Explicit Construction of the Alternating Subgroup of a Coxeter Group

Question

Given a Coxeter group $(W,S)$ with $S=\{s_1,\dots,s_n\}$, I want to show that the alternating subgroup $H$ (containing all elements with even length w.r.t. $S$) is generated by $\{s_is_n\}_{i=1}^{n-1}$.

If we pick any element $w\in H$, we can expressed $w=s_{\alpha_1}\cdots s_{\alpha_{2k}}$ for some $k=0,1,\dots$ with $l(w)=2k$
But then I have no idea how to "insert" those $s_n$ in between. I have tried using the order,
i.e. $\left(s_{\alpha_i}s_n\right)^{m(s_{\alpha_i},s_n)}=e\implies s_{\alpha_i}=s_n\left(s_{\alpha_i},s_n\right)^{m(s_{\alpha_i}s_n)-1}$
But I don't know how to deal with the $s_n$ in front, and I can't even handle the cases where $m(s_{\alpha_i},s_n)=\infty$.
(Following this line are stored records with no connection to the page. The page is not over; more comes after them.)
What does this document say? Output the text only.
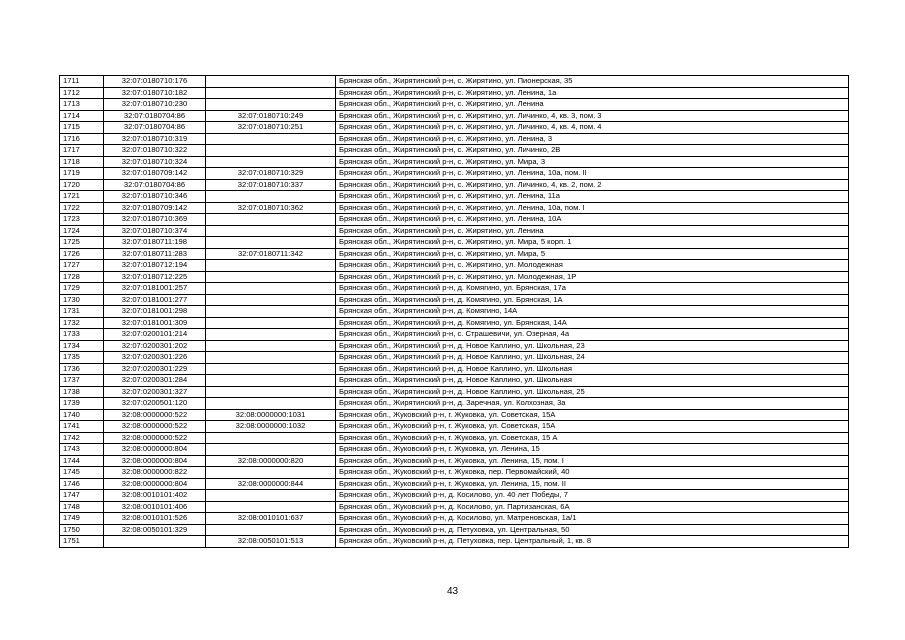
1711	32:07:0180710:176		Брянская обл., Жирятинский р-н, с. Жирятино, ул. Пионерская, 35
1712	32:07:0180710:182		Брянская обл., Жирятинский р-н, с. Жирятино, ул. Ленина, 1а
1713	32:07:0180710:230		Брянская обл., Жирятинский р-н, с. Жирятино, ул. Ленина
1714	32:07:0180704:86	32:07:0180710:249	Брянская обл., Жирятинский р-н, с. Жирятино, ул. Личинко, 4, кв. 3, пом. 3
1715	32:07:0180704:86	32:07:0180710:251	Брянская обл., Жирятинский р-н, с. Жирятино, ул. Личинко, 4, кв. 4, пом. 4
1716	32:07:0180710:319		Брянская обл., Жирятинский р-н, с. Жирятино, ул. Ленина, 3
1717	32:07:0180710:322		Брянская обл., Жирятинский р-н, с. Жирятино, ул. Личинко, 2В
1718	32:07:0180710:324		Брянская обл., Жирятинский р-н, с. Жирятино, ул. Мира, 3
1719	32:07:0180709:142	32:07:0180710:329	Брянская обл., Жирятинский р-н, с. Жирятино, ул. Ленина, 10а, пом. II
1720	32:07:0180704:86	32:07:0180710:337	Брянская обл., Жирятинский р-н, с. Жирятино, ул. Личинко, 4, кв. 2, пом. 2
1721	32:07:0180710:346		Брянская обл., Жирятинский р-н, с. Жирятино, ул. Ленина, 11а
1722	32:07:0180709:142	32:07:0180710:362	Брянская обл., Жирятинский р-н, с. Жирятино, ул. Ленина, 10а, пом. I
1723	32:07:0180710:369		Брянская обл., Жирятинский р-н, с. Жирятино, ул. Ленина, 10А
1724	32:07:0180710:374		Брянская обл., Жирятинский р-н, с. Жирятино, ул. Ленина
1725	32:07:0180711:198		Брянская обл., Жирятинский р-н, с. Жирятино, ул. Мира, 5 корп. 1
1726	32:07:0180711:283	32:07:0180711:342	Брянская обл., Жирятинский р-н, с. Жирятино, ул. Мира, 5
1727	32:07:0180712:194		Брянская обл., Жирятинский р-н, с. Жирятино, ул. Молодежная
1728	32:07:0180712:225		Брянская обл., Жирятинский р-н, с. Жирятино, ул. Молодежная, 1Р
1729	32:07:0181001:257		Брянская обл., Жирятинский р-н, д. Комягино, ул. Брянская, 17а
1730	32:07:0181001:277		Брянская обл., Жирятинский р-н, д. Комягино, ул. Брянская, 1А
1731	32:07:0181001:298		Брянская обл., Жирятинский р-н, д. Комягино, 14А
1732	32:07:0181001:309		Брянская обл., Жирятинский р-н, д. Комягино, ул. Брянская, 14А
1733	32:07:0200101:214		Брянская обл., Жирятинский р-н, с. Страшевичи, ул. Озерная, 4а
1734	32:07:0200301:202		Брянская обл., Жирятинский р-н, д. Новое Каплино, ул. Школьная, 23
1735	32:07:0200301:226		Брянская обл., Жирятинский р-н, д. Новое Каплино, ул. Школьная, 24
1736	32:07:0200301:229		Брянская обл., Жирятинский р-н, д. Новое Каплино, ул. Школьная
1737	32:07:0200301:284		Брянская обл., Жирятинский р-н, д. Новое Каплино, ул. Школьная
1738	32:07:0200301:327		Брянская обл., Жирятинский р-н, д. Новое Каплино, ул. Школьная, 25
1739	32:07:0200501:120		Брянская обл., Жирятинский р-н, д. Заречная, ул. Колхозная, 3а
1740	32:08:0000000:522	32:08:0000000:1031	Брянская обл., Жуковский р-н, г. Жуковка, ул. Советская, 15А
1741	32:08:0000000:522	32:08:0000000:1032	Брянская обл., Жуковский р-н, г. Жуковка, ул. Советская, 15А
1742	32:08:0000000:522		Брянская обл., Жуковский р-н, г. Жуковка, ул. Советская, 15 А
1743	32:08:0000000:804		Брянская обл., Жуковский р-н, г. Жуковка, ул. Ленина, 15
1744	32:08:0000000:804	32:08:0000000:820	Брянская обл., Жуковский р-н, г. Жуковка, ул. Ленина, 15, пом. I
1745	32:08:0000000:822		Брянская обл., Жуковский р-н, г. Жуковка, пер. Первомайский, 40
1746	32:08:0000000:804	32:08:0000000:844	Брянская обл., Жуковский р-н, г. Жуковка, ул. Ленина, 15, пом. II
1747	32:08:0010101:402		Брянская обл., Жуковский р-н, д. Косилово, ул. 40 лет Победы, 7
1748	32:08:0010101:406		Брянская обл., Жуковский р-н, д. Косилово, ул. Партизанская, 6А
1749	32:08:0010101:526	32:08:0010101:637	Брянская обл., Жуковский р-н, д. Косилово, ул. Матреновская, 1а/1
1750	32:08:0050101:329		Брянская обл., Жуковский р-н, д. Петуховка, ул. Центральная, 50
1751		32:08:0050101:513	Брянская обл., Жуковский р-н, д. Петуховка, пер. Центральный, 1, кв. 8
43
Any help is much appreciated!

Answer 1

Remember that the generating elements are all involutions. For all $i,j<n$ we see that $$ s_is_j=(s_is_n)(s_n^{-1}s_j)=(s_is_n)(s_n^{-1}s_j^{-1})=(s_is_n)(s_js_n)^{-1} $$ is an element of the subgroup $H$. The claim follows from this.